Harris was all-in for sorghum. His family, friends and acquaintances knew it, and he wanted everyone to know about Onyx, yes—but about its characteristics that contributed to a healthy diet even more. Harris ate Onyx every single morning, up until two days before he died, and was absolutely convinced that is what kept him alive.

Many radio listeners across the U.S. heard about sorghum for the first time when Harris launched a nationwide campaign advertising Grain Berry, made with Amazing ONYX Sorghum. Harris also took the health benefits of Onyx to the health expert himself, Dr. Oz.

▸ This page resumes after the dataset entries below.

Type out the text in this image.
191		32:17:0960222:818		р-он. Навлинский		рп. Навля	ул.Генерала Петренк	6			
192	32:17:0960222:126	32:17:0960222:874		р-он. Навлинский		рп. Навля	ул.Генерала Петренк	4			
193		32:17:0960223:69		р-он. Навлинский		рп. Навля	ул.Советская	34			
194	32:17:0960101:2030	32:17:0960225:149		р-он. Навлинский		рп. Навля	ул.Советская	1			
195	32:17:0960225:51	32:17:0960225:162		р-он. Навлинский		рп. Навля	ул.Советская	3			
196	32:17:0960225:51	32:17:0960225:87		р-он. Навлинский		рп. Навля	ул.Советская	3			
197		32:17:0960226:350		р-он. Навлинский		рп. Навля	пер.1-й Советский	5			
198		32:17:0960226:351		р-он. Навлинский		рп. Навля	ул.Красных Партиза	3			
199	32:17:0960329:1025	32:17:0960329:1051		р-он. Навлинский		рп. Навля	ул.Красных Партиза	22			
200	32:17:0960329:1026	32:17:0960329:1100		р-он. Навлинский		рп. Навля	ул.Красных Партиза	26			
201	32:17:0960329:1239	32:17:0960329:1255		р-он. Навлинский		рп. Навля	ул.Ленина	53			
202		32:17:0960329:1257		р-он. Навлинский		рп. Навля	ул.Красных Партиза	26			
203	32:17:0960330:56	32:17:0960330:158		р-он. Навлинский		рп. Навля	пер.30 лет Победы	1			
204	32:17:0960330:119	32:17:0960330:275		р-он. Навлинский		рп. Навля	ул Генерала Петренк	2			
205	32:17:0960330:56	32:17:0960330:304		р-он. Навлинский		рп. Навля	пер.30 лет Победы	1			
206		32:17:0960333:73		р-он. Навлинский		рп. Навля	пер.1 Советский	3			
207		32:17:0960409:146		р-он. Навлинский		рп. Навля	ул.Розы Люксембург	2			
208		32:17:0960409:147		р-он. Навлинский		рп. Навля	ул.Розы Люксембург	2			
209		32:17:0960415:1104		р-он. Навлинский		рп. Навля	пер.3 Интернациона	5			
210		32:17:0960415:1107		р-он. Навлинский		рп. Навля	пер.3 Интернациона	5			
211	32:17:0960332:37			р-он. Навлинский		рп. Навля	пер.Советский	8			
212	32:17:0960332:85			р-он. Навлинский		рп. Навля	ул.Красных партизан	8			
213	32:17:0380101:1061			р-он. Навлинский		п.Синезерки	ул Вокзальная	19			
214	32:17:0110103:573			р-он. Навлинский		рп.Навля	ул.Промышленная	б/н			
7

He told The Dr. Oz Show Co-Executive Producer Stacy Rader after their initial meeting he was 90-yearsold, and they needed to record the episode in the following few weeks because he may no longer be there by the following month. This carried on for five years, and they did 10 episodes together as he remained eager to tell the world about Onyx sorghum.

“Bob was a visionary leader who brought out the best in all his partners,” Dr. Oz said. “He fed our bodies and our minds and left love with everyone he touched.”

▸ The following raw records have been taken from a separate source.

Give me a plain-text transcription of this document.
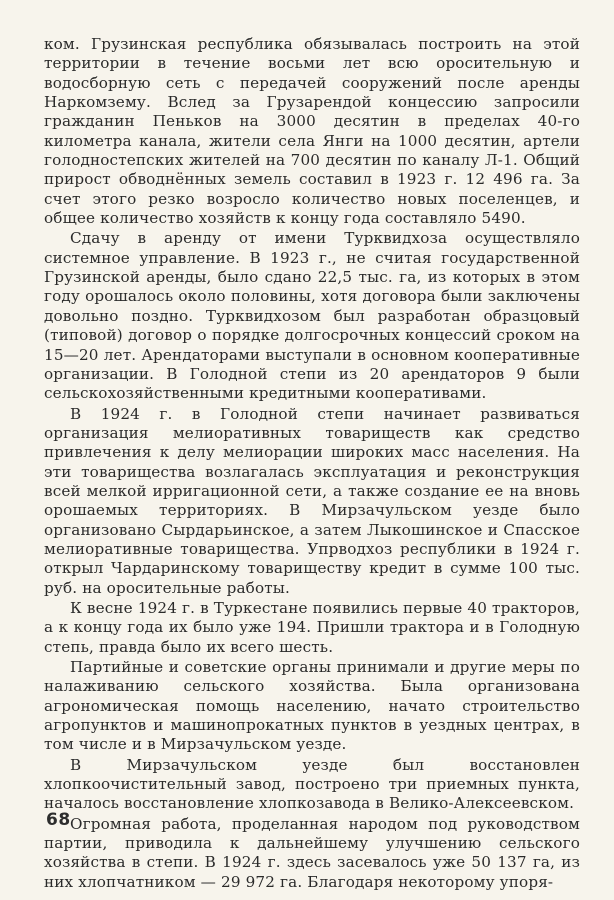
ком. Грузинская республика обязывалась построить на этой территории в течение восьми лет всю оросительную и водосборную сеть с передачей сооружений после аренды Наркомзему. Вслед за Грузарендой концессию запросили гражданин Пеньков на 3000 десятин в пределах 40-го километра канала, жители села Янги на 1000 десятин, артели голодностепских жителей на 700 десятин по каналу Л-1. Общий прирост обводнённых земель составил в 1923 г. 12 496 га. За счет этого резко возросло количество новых поселенцев, и общее количество хозяйств к концу года составляло 5490.

Сдачу в аренду от имени Турквидхоза осуществляло системное управление. В 1923 г., не считая государственной Грузинской аренды, было сдано 22,5 тыс. га, из которых в этом году орошалось около половины, хотя договора были заключены довольно поздно. Турквидхозом был разработан образцовый (типовой) договор о порядке долгосрочных концессий сроком на 15—20 лет. Арендаторами выступали в основном кооперативные организации. В Голодной степи из 20 арендаторов 9 были сельскохозяйственными кредитными кооперативами.

В 1924 г. в Голодной степи начинает развиваться организация мелиоративных товариществ как средство привлечения к делу мелиорации широких масс населения. На эти товарищества возлагалась эксплуатация и реконструкция всей мелкой ирригационной сети, а также создание ее на вновь орошаемых территориях. В Мирзачульском уезде было организовано Сырдарьинское, а затем Лыкошинское и Спасское мелиоративные товарищества. Упрводхоз республики в 1924 г. открыл Чардаринскому товариществу кредит в сумме 100 тыс. руб. на оросительные работы.

К весне 1924 г. в Туркестане появились первые 40 тракторов, а к концу года их было уже 194. Пришли трактора и в Голодную степь, правда было их всего шесть.

Партийные и советские органы принимали и другие меры по налаживанию сельского хозяйства. Была организована агрономическая помощь населению, начато строительство агропунктов и машинопрокатных пунктов в уездных центрах, в том числе и в Мирзачульском уезде.

В Мирзачульском уезде был восстановлен хлопкоочистительный завод, построено три приемных пункта, началось восстановление хлопкозавода в Велико-Алексеевском.

Огромная работа, проделанная народом под руководством партии, приводила к дальнейшему улучшению сельского хозяйства в степи. В 1924 г. здесь засевалось уже 50 137 га, из них хлопчатником — 29 972 га. Благодаря некоторому упоря-

68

He and his son Peter came to their first meeting with cereal and milk in hand for everyone to try—a departure from the formal, corporate meetings Rader was accustomed to with other guests. Rader worked to balance Harris’s attention to the science with getting consumers to relate to the brand—a constant debate. Dr. Mehmet Oz and Harris took a shine to one another almost immediately, and over time, a strong bond was formed between the show and the Harris family.

Harris had a health setback in November 2020, but a minor procedure kept him going. Although slowed, Harris was still pushing forward, focusing on packaging with his son Peter until the time of his death. He and Peter talked about business daily, he facetimed Rader about segment feedback from his home, and he was exchanging text messages with Bill Rooney up to three weeks before he died.

Harris’s entrepreneurial spirit carried through to the end—he was by no means done, shared his daughter Susan who spent most of his final days with him. His accomplishments in business were notable, but his children agree—he would consider his family his greatest achievement.

Harris was a pioneer in the food sorghum industry. Given his experience and industry know-how, he could have chosen many things to make his final venture. But he chose sorghum and proved at the age of 82, you can do anything if you have a passion for it. The fact that there are now hundreds of products on store shelves containing sorghum as an ingredient is in part to his credit, and for that, we say thank you, Mr. Harris.


National Sorghum Producers thanks Robert Harris’s children Peter and Susan, Bill Rooney with Texas A&M University, and Stacy Rader with The Dr. Oz Show for contributing commentary and anecdotes for this story. Mr. Harris was an avid supporter of NSP and a pioneer in our industry. We send our sympathy and deepest condolences to the Harris family.